It’s a myth that raw milk has more nutritional value than pasteurized milk (for one thing, pasteurized milk is fortified with vitamin D, and raw milk is not). Also, the risk of disease from raw milk is considerably greater:
*"The rate of food-poisoning outbreaks caused by unpasteurized, or raw, milk and dairy products is 150 times greater than outbreaks linked to pasteurized milk, according to new research.
The studies were published…by the Centers for Disease Control and Prevention (CDC) in the journal Emerging Infectious Diseases.

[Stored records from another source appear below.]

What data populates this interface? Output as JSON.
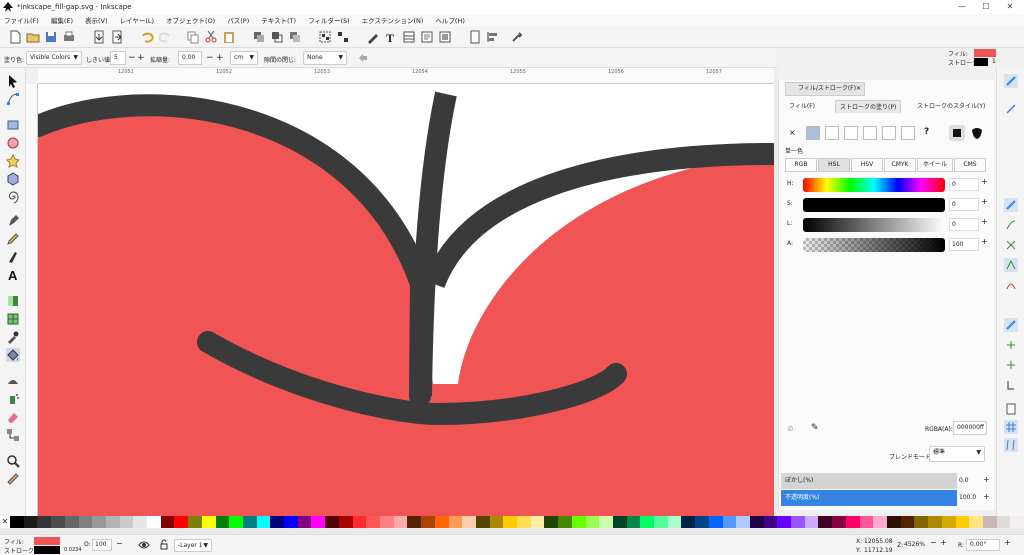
{
  "window": {
    "title": "*inkscape_fill-gap.svg - Inkscape",
    "minimize": "—",
    "maximize": "☐",
    "close": "✕"
  },
  "menu": [
    "ファイル(F)",
    "編集(E)",
    "表示(V)",
    "レイヤー(L)",
    "オブジェクト(O)",
    "パス(P)",
    "テキスト(T)",
    "フィルター(S)",
    "エクステンション(N)",
    "ヘルプ(H)"
  ],
  "toolctl": {
    "fill_label": "塗り色:",
    "fill_value": "Visible Colors",
    "threshold_label": "しきい値:",
    "threshold_value": "5",
    "grow_label": "拡縮量:",
    "grow_value": "0.00",
    "unit": "cm",
    "close_gaps_label": "隙間の閉じ:",
    "close_gaps_value": "None"
  },
  "style_indicator": {
    "fill_label": "フィル:",
    "stroke_label": "ストローク:",
    "stroke_width": "1",
    "fill_color": "#f05454",
    "stroke_color": "#000000"
  },
  "ruler": {
    "ticks": [
      "12051",
      "12052",
      "12053",
      "12054",
      "12055",
      "12056",
      "12057"
    ]
  },
  "panel": {
    "title": "フィル/ストローク(F)",
    "tab_close": "✕",
    "tabs": [
      "フィル(F)",
      "ストロークの塗り(P)",
      "ストロークのスタイル(Y)"
    ],
    "unset": "×",
    "unknown": "?",
    "section_label": "単一色",
    "color_modes": [
      "RGB",
      "HSL",
      "HSV",
      "CMYK",
      "ホイール",
      "CMS"
    ],
    "sliders": [
      {
        "name": "H:",
        "value": "0"
      },
      {
        "name": "S:",
        "value": "0"
      },
      {
        "name": "L:",
        "value": "0"
      },
      {
        "name": "A:",
        "value": "100"
      }
    ],
    "rgba_label": "RGBA(A):",
    "rgba_value": "000000ff",
    "blend_label": "ブレンドモード:",
    "blend_value": "標準",
    "blur_label": "ぼかし(%)",
    "blur_value": "0.0",
    "opacity_label": "不透明度(%)",
    "opacity_value": "100.0"
  },
  "status": {
    "fill_label": "フィル:",
    "stroke_label": "ストローク:",
    "stroke_width": "0.0234",
    "opacity_label": "O:",
    "opacity_value": "100",
    "layer": "-Layer 1",
    "x_label": "X:",
    "x_value": "12055.08",
    "y_label": "Y:",
    "y_value": "11712.19",
    "zoom_label": "Z:",
    "zoom_value": "4526%",
    "rot_label": "R:",
    "rot_value": "0.00°"
  },
  "colors": {
    "accent": "#3584e4",
    "fill": "#f05454",
    "stroke": "#3a3a3a",
    "canvas": "#ffffff"
  },
  "palette": [
    "#000000",
    "#1a1a1a",
    "#333333",
    "#4d4d4d",
    "#666666",
    "#808080",
    "#999999",
    "#b3b3b3",
    "#cccccc",
    "#e6e6e6",
    "#ffffff",
    "#800000",
    "#ff0000",
    "#808000",
    "#ffff00",
    "#008000",
    "#00ff00",
    "#008080",
    "#00ffff",
    "#000080",
    "#0000ff",
    "#800080",
    "#ff00ff",
    "#550000",
    "#aa0000",
    "#ff2a2a",
    "#ff5555",
    "#ff8080",
    "#ffaaaa",
    "#552200",
    "#aa4400",
    "#ff6600",
    "#ff9955",
    "#ffccaa",
    "#554400",
    "#aa8800",
    "#ffcc00",
    "#ffdd55",
    "#ffeeaa",
    "#224400",
    "#448800",
    "#66ff00",
    "#99ff55",
    "#ccffaa",
    "#004422",
    "#008844",
    "#00ff66",
    "#55ff99",
    "#aaffcc",
    "#002244",
    "#004488",
    "#0066ff",
    "#5599ff",
    "#aaccff",
    "#220044",
    "#440088",
    "#6600ff",
    "#9955ff",
    "#ccaaff",
    "#440022",
    "#880044",
    "#ff0066",
    "#ff5599",
    "#ffaacc",
    "#2b1100",
    "#552200",
    "#806600",
    "#aa8800",
    "#d4aa00",
    "#ffcc00",
    "#ffe680",
    "#c8b7b7",
    "#e3dbdb",
    "#f2eeee"
  ]
}
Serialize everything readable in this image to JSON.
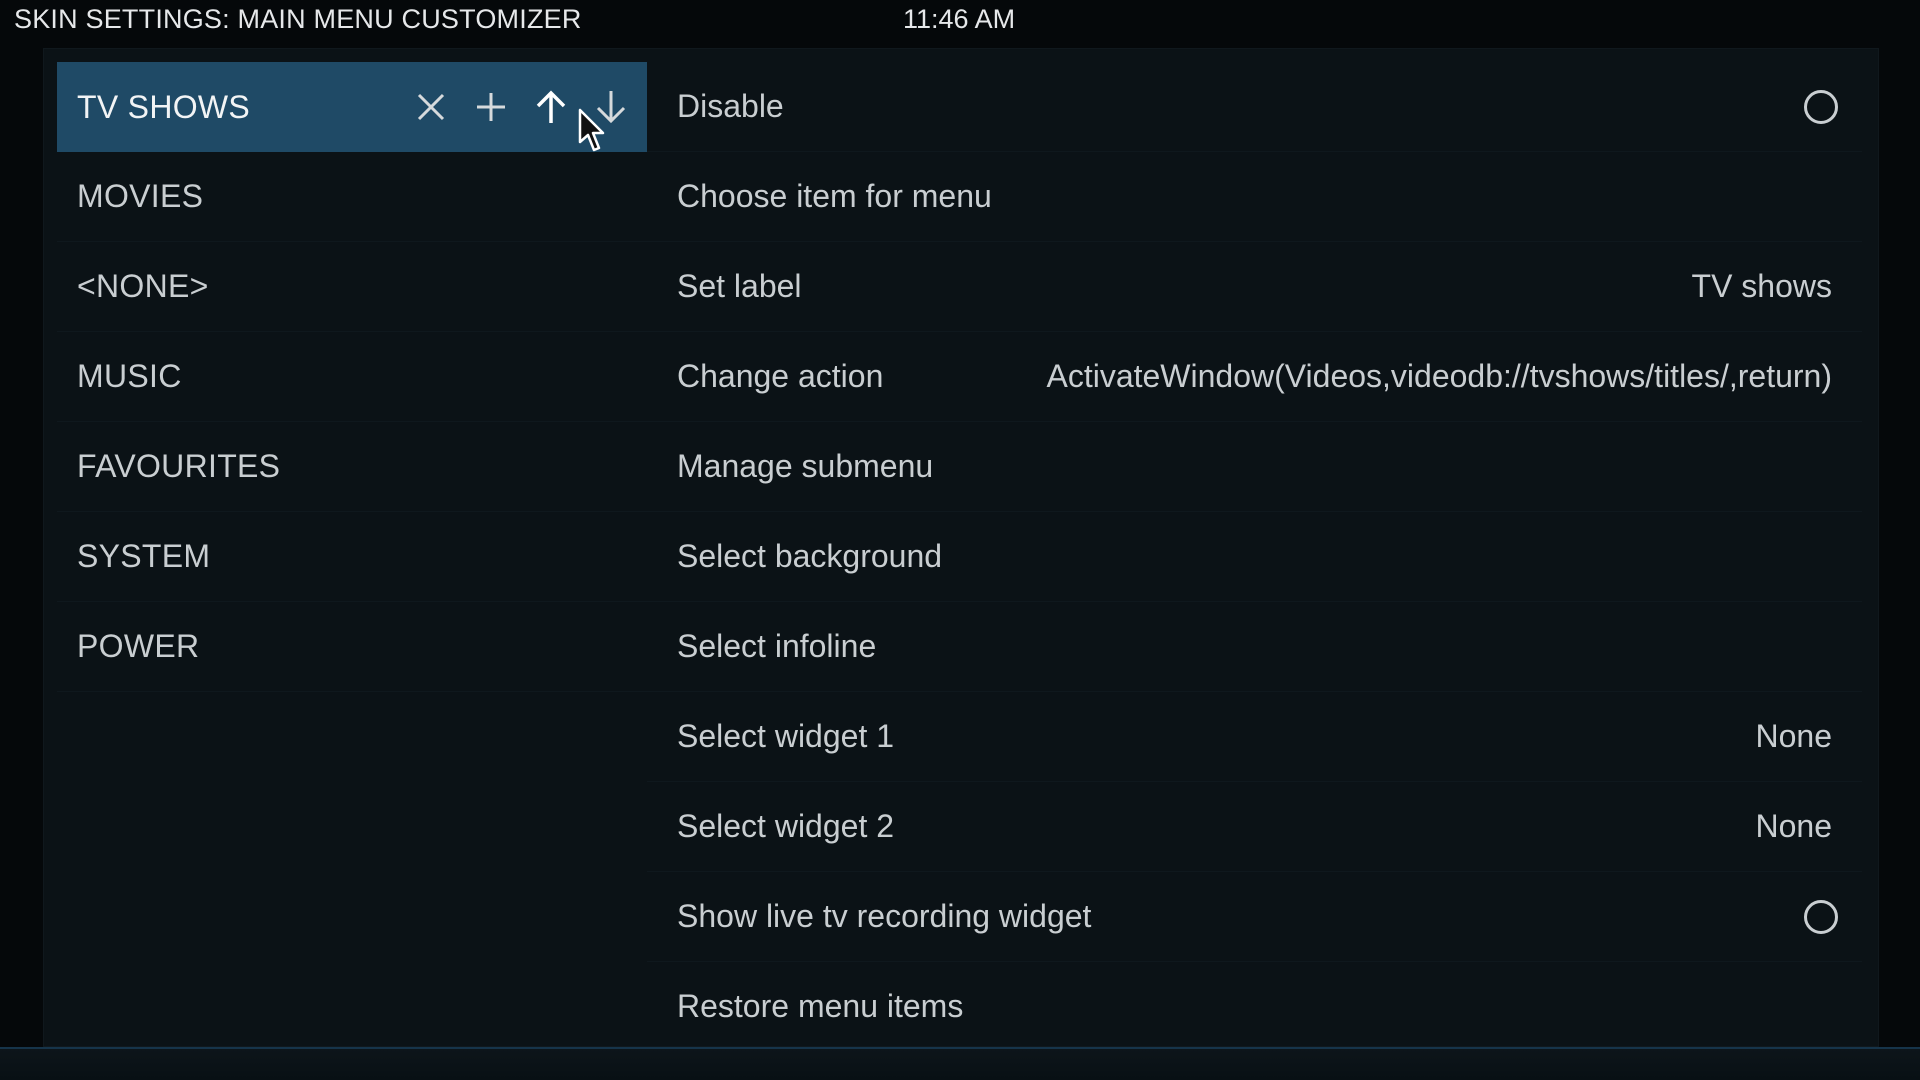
{
  "header": {
    "title": "SKIN SETTINGS: MAIN MENU CUSTOMIZER",
    "clock": "11:46 AM"
  },
  "menu": {
    "items": [
      {
        "label": "TV SHOWS",
        "selected": true
      },
      {
        "label": "MOVIES"
      },
      {
        "label": "<NONE>"
      },
      {
        "label": "MUSIC"
      },
      {
        "label": "FAVOURITES"
      },
      {
        "label": "SYSTEM"
      },
      {
        "label": "POWER"
      }
    ],
    "controls": [
      "close-icon",
      "plus-icon",
      "arrow-up-icon",
      "arrow-down-icon"
    ]
  },
  "options": [
    {
      "label": "Disable",
      "type": "radio",
      "checked": false
    },
    {
      "label": "Choose item for menu"
    },
    {
      "label": "Set label",
      "value": "TV shows"
    },
    {
      "label": "Change action",
      "value": "ActivateWindow(Videos,videodb://tvshows/titles/,return)"
    },
    {
      "label": "Manage submenu"
    },
    {
      "label": "Select background"
    },
    {
      "label": "Select infoline"
    },
    {
      "label": "Select widget 1",
      "value": "None"
    },
    {
      "label": "Select widget 2",
      "value": "None"
    },
    {
      "label": "Show live tv recording widget",
      "type": "radio",
      "checked": false
    },
    {
      "label": "Restore menu items"
    }
  ],
  "colors": {
    "background": "#05080a",
    "panel": "#0b1216",
    "selected": "#1f4a66",
    "text": "#c9ced1"
  }
}
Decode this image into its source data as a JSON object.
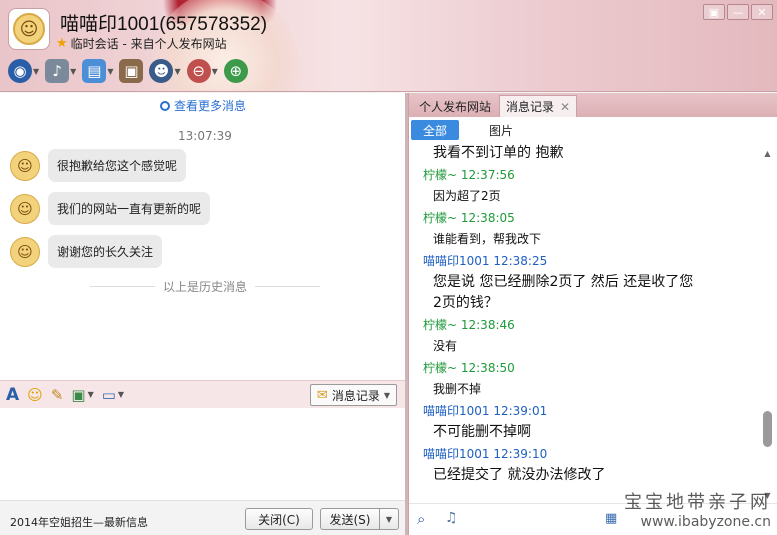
{
  "window": {
    "title": "喵喵印1001(657578352)",
    "subtitle": "临时会话 - 来自个人发布网站",
    "controls": [
      "▣",
      "—",
      "✕"
    ]
  },
  "chat": {
    "more_messages": "查看更多消息",
    "time": "13:07:39",
    "messages": [
      "很抱歉给您这个感觉呢",
      "我们的网站一直有更新的呢",
      "谢谢您的长久关注"
    ],
    "history_divider": "以上是历史消息",
    "history_button": "消息记录",
    "ad_text": "2014年空姐招生—最新信息",
    "close_button": "关闭(C)",
    "send_button": "发送(S)"
  },
  "right_panel": {
    "tabs": [
      "个人发布网站",
      "消息记录"
    ],
    "filters": [
      "全部",
      "图片"
    ],
    "records": [
      {
        "type": "text",
        "text": "我看不到订单的 抱歉",
        "size": "big"
      },
      {
        "type": "sender",
        "text": "柠檬~ 12:37:56",
        "color": "green"
      },
      {
        "type": "text",
        "text": "因为超了2页",
        "size": "small"
      },
      {
        "type": "sender",
        "text": "柠檬~ 12:38:05",
        "color": "green"
      },
      {
        "type": "text",
        "text": "谁能看到，帮我改下",
        "size": "small"
      },
      {
        "type": "sender",
        "text": "喵喵印1001 12:38:25",
        "color": "blue"
      },
      {
        "type": "text",
        "text": "您是说 您已经删除2页了 然后 还是收了您",
        "size": "big"
      },
      {
        "type": "text",
        "text": "2页的钱？",
        "size": "big"
      },
      {
        "type": "sender",
        "text": "柠檬~ 12:38:46",
        "color": "green"
      },
      {
        "type": "text",
        "text": "没有",
        "size": "small"
      },
      {
        "type": "sender",
        "text": "柠檬~ 12:38:50",
        "color": "green"
      },
      {
        "type": "text",
        "text": "我删不掉",
        "size": "small"
      },
      {
        "type": "sender",
        "text": "喵喵印1001 12:39:01",
        "color": "blue"
      },
      {
        "type": "text",
        "text": "不可能删不掉啊",
        "size": "big"
      },
      {
        "type": "sender",
        "text": "喵喵印1001 12:39:10",
        "color": "blue"
      },
      {
        "type": "text",
        "text": "已经提交了 就没办法修改了",
        "size": "big"
      }
    ]
  },
  "watermark": {
    "line1": "宝宝地带亲子网",
    "line2": "www.ibabyzone.cn"
  }
}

But alas, that number might be closer to 151 by now. A new outbreak emanating from bad raw milk in Pennsylvania, coincidentally coinciding with the release of this CDC report, so far has sickened nearly 100 people in four states.
It’s not as if pasteurized milk is perfectly safe. There were 48 disease outbreaks from contaminated pasteurized milk and cheese resulting in thousands of illnesses and one death between 1993 and 2006, the period analyzed by the CDC.
The sale of raw milk, however, has led to 73 disease outbreaks, two deaths, and many permanent disabilities during the same period — alarming numbers considering that raw milk constitutes less than 1 percent of all dairy sales. States where raw milk sales are legal had twice as many outbreaks, the study found."*
There’s a variety of nasty bacteria that can be transmitted through unpasteurized milk, including TB, Listeria, Campylobacter and pathogenic E. coli. Yes, people historically growing up on farms commonly drank raw milk and “didn’t all die”, just as they didn’t all die of diseases now preventable through vaccines. What raw milk advocates need to ask themselves is if the taste (or thrill, or whatever) of consuming the stuff justifies the relatively small but real risk of serious illness.